Veriler ölçme düzeylerine göre sınıflandırılabilir. Verilerin içerdiği bilgi miktarı belirlenirken ve eldeki verilere en uygun veri özetleme ya da istatistiksel analiz tekniğine karar verilirken ölçme düzeyinden yararlanılır. Genel anlamda değişkenlerin derecesinin belirlenerek, sonuçların sayısal olarak ifade edilmesine ölçme adı verilir. “Ölçmeye konu olan özelliklerin sınıflanması, sıralanması, derecelenmesi ya da miktar ve derecelerinin belirlenebilmesi için uyulması gereken kurallarla kısıtlamaları belirleyen ölçme araçlarına ölçek denir.” Ölçekler değişkene atanan sayısal değerlerin içerdiği bilgiye göre belirlenmektedir. Ölçme düzeyi olarak; sınıflayıcı ölçek, sıralayıcı ölçek, eşit aralıklı ölçek ve oransal ölçek olmak üzere dört farklı ölçek türü bulunur.
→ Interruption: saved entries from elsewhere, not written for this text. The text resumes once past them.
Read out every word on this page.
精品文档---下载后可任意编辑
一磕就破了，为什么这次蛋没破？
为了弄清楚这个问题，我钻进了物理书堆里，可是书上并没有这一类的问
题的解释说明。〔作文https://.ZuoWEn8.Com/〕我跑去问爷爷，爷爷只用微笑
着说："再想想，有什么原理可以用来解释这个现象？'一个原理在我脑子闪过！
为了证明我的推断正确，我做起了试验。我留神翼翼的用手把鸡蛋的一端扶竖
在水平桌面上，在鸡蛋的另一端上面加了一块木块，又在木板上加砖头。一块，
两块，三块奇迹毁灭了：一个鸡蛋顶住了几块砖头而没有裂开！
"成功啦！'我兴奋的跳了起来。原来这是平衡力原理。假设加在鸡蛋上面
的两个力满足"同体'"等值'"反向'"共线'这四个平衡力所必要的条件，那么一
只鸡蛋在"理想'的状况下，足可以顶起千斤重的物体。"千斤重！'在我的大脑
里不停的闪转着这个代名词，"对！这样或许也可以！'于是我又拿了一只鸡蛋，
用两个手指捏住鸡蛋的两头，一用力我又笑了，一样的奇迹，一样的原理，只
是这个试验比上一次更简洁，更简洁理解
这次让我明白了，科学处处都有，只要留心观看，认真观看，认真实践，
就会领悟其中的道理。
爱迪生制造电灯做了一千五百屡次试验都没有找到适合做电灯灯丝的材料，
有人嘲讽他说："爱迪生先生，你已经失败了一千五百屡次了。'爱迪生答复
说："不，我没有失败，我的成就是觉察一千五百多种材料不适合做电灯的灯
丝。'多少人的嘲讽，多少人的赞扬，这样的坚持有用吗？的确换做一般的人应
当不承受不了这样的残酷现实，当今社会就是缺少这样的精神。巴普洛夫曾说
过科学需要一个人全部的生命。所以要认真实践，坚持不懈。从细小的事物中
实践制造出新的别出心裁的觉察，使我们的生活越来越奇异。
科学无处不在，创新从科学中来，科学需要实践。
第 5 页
Sınıflayıcı ve sıralayıcı ölçekler nitel verilerde kullanılırken, eşit aralıklı ve oransal ölçekler nicel verilerde kullanılır.

Frekans Dağılımları

Toplanan verilerin frekans dağılımlarının oluşturulması ve tablolar yardımıyla sunulması bu konunun altında incelenmektedir.

Deney ve araştırma sonucunda elde edilen ve ilgilenilen değişkenin herhangi bir özelliğine göre sıralanmış veri kümesine basit seri adı verilir. Basit seriler, üzerinde analiz yapılacak olan gözlem değerlerinin küçükten büyüğe ya da büyükten küçüğe doğru sıralanması ve alt alta ya da yan yana yazılması yoluyla oluşturulur.

Büyüklük sırasına konmuş birimlerin birden fazla kullanılması durumunda ilgilenilen değişkenin aldığı değerlerin tekrarlanma sayılarını da gösterecek şekilde elde edilen seriye frekans serisi adı verilir. Frekans serileri, ana kütleyi incelenen değişkenin şıklarına göre sınıflama yoluyla elde edilir ve ana kütlenin dağılımını gösterir. Frekans serilerinde değişkenlerin farklı düzeylerinin kaçar kez tekrarlandığını gösteren sayılara ise frekans (sıklık) adı verilir.

Birbirinden farklı tüm sonuçların tekrar sayıları yerine bu sonuçların belirli aralıklara ya da sınıflara bölünmesi ve her aralıkta ya da sınıfa ilişkin birim sayısı frekansları oluşturacak şekilde yeniden düzenlenen frekans serisine gruplanmış frekans serisi adı verilir.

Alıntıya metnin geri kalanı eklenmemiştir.